1) As leis eleitorais que regem a Nicarágua foram feitas pelo último governo de direita que governou de 2001 a 2006. Como a FSLN ganhou as eleições de 2006, a direita não quer mais essas leis.

As últimas emendas a essas leis, com o qual o governo é acusado de “armar uma fraude”, referem-se ao fato de que 50% dos cargos eletivos devem ser ocupados por mulheres (parece que a oposição não tem mulheres suficientes para completar as listas eleitorais) e também à proibição de financiamento de partidos políticos com origem no exterior; este último se aplica em qualquer país sério, o presidente mexicano Andrés Manuel López Obrador sofre perseguições dos Estados Unidos sob o mesmo pretexto.

2) A oposição nicaraguense é um “balaio de gatos” sem grande representação social. Seus partidos políticos não têm existência orgânica fora dos períodos eleitorais.

O único partido que existe com uma grande organização permanente em todo o território nacional é a FSLN (Frente Sandinista de Libertação Nacional).

Ao total, existem 19 partidos políticos legalmente reconhecidos. Um deles é a FSLN. Outros 16 (incluindo vários partidos indígenas) são aliados da FSLN. Existem apenas 2 partidos de oposição legalmente registrados que ainda brigam entre si.

A oposição que participa das eleições não pretende ganhar a presidência de Daniel Ortega porque sabe que isso é impossível. Eles lutam entre si para ver quem acabará em segundo, para ter acesso às vantagens e prerrogativas que a lei eleitoral, que a direita fez, confere ao segundo colocado.

A oposição mais violenta tentou derrubar o governo pela força em 2018 e depois fingiu que o governo negociaria com eles “reformas democráticas” sendo que nem eram partidos políticos, mas sim “ONGs”, que se autodenominam “sociedades civis”, financiadas pela CIA e a USAID.

3) Os processos criminais contra a Fundação Chamorro e seus membros não são uma invenção do “lawfare”. A lavagem de dinheiro existe porque essa fundação, que atuou como força de oposição sem ser um partido político, recebia explicitamente financiamento dos Estados Unidos.

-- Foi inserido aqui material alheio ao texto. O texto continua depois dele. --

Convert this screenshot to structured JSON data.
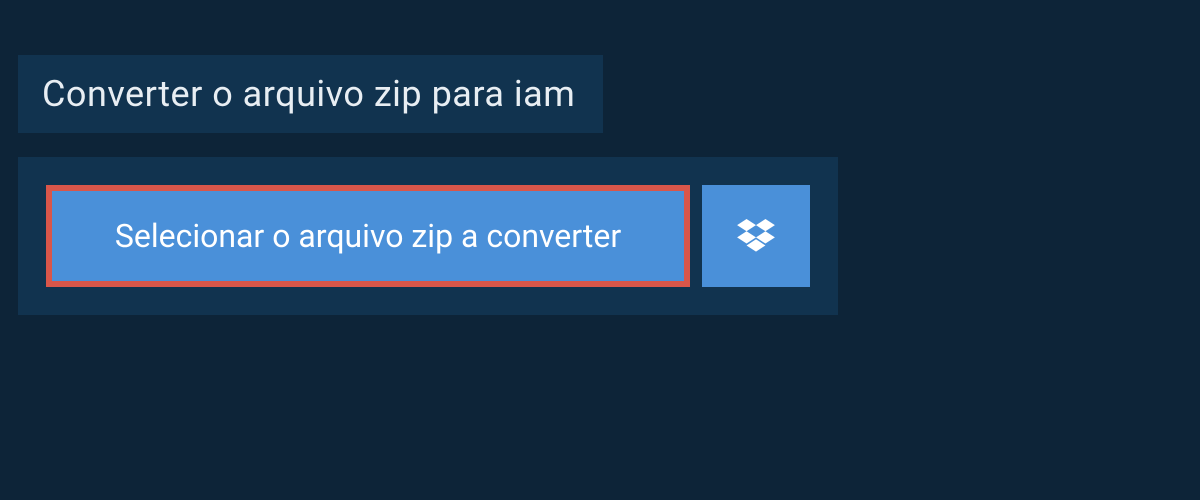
{
  "header": {
    "title": "Converter o arquivo zip para iam"
  },
  "upload": {
    "select_label": "Selecionar o arquivo zip a converter",
    "dropbox_icon_name": "dropbox-icon"
  },
  "colors": {
    "page_bg": "#0d2438",
    "panel_bg": "#11334f",
    "button_bg": "#4a90d9",
    "highlight_border": "#d9564a",
    "text_light": "#e8eef3",
    "text_white": "#ffffff"
  }
}
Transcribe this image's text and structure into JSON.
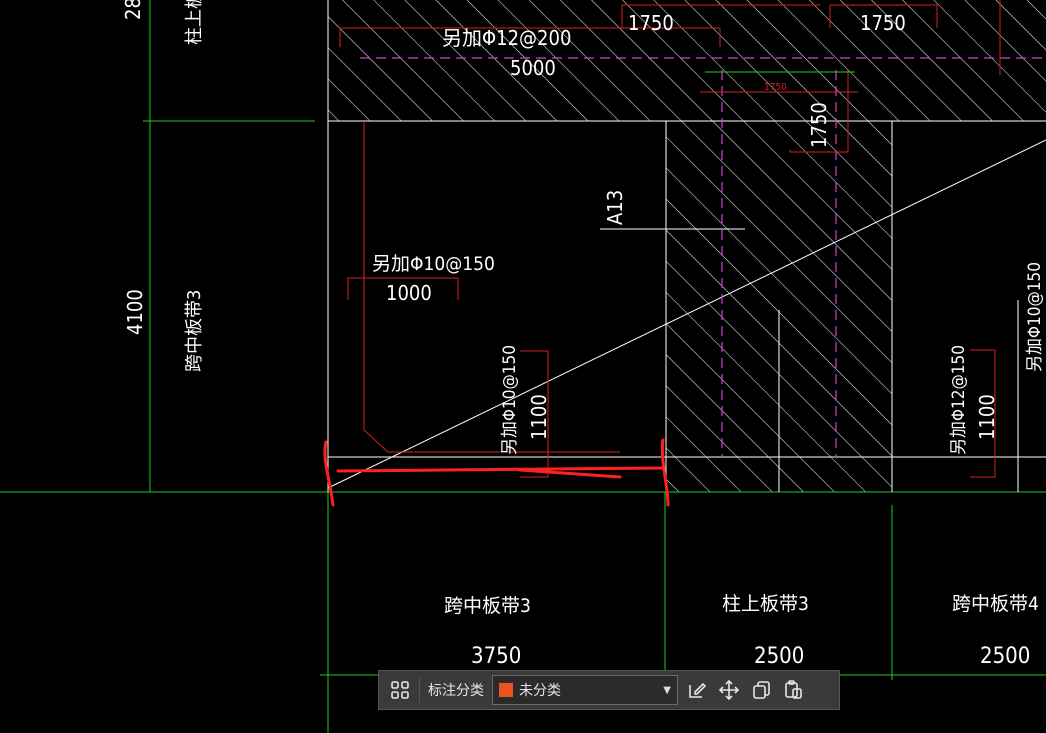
{
  "drawing": {
    "dims": {
      "top_left": "28",
      "left_4100": "4100",
      "top_5000": "5000",
      "top_1750a": "1750",
      "top_1750b": "1750",
      "small_1750": "1750",
      "vert_1750": "1750",
      "rebar_top": "另加Φ12@200",
      "rebar_mid": "另加Φ10@150",
      "rebar_mid_len": "1000",
      "rebar_v1": "另加Φ10@150",
      "rebar_v1_len": "1100",
      "rebar_v2": "另加Φ12@150",
      "rebar_v2_len": "1100",
      "rebar_right": "另加Φ10@150",
      "a13": "A13",
      "strip_top_left": "柱上板带",
      "strip_left_mid": "跨中板带3",
      "bottom_label1": "跨中板带3",
      "bottom_val1": "3750",
      "bottom_label2": "柱上板带3",
      "bottom_val2": "2500",
      "bottom_label3": "跨中板带4",
      "bottom_val3": "2500"
    },
    "colors": {
      "grid_green": "#22cc22",
      "hatch_white": "#ffffff",
      "dim_red": "#d42020",
      "magenta": "#cc44cc",
      "markup_red": "#ff2020"
    }
  },
  "toolbar": {
    "category_label": "标注分类",
    "selected_category": "未分类",
    "swatch_color": "#e8541e",
    "icons": [
      "layout-icon",
      "edit-icon",
      "move-icon",
      "copy-icon",
      "paste-icon"
    ]
  }
}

Quando foi aprovada a lei que proíbe o financiamento externo da atividade política, essa fundação teve que se registrar como agente estrangeiro para ser legalmente autorizada a continuar recebendo tal financiamento, mas não o quis porque isso a desqualificava politicamente e assim se dedicou à lavagem, em sua contabilidade, do dinheiro recebido das agências estaduais dos Estados Unidos. Evidências documentadas de lavagem de dinheiro estão claras nos próprios registros contábeis da Fundação Chamorro.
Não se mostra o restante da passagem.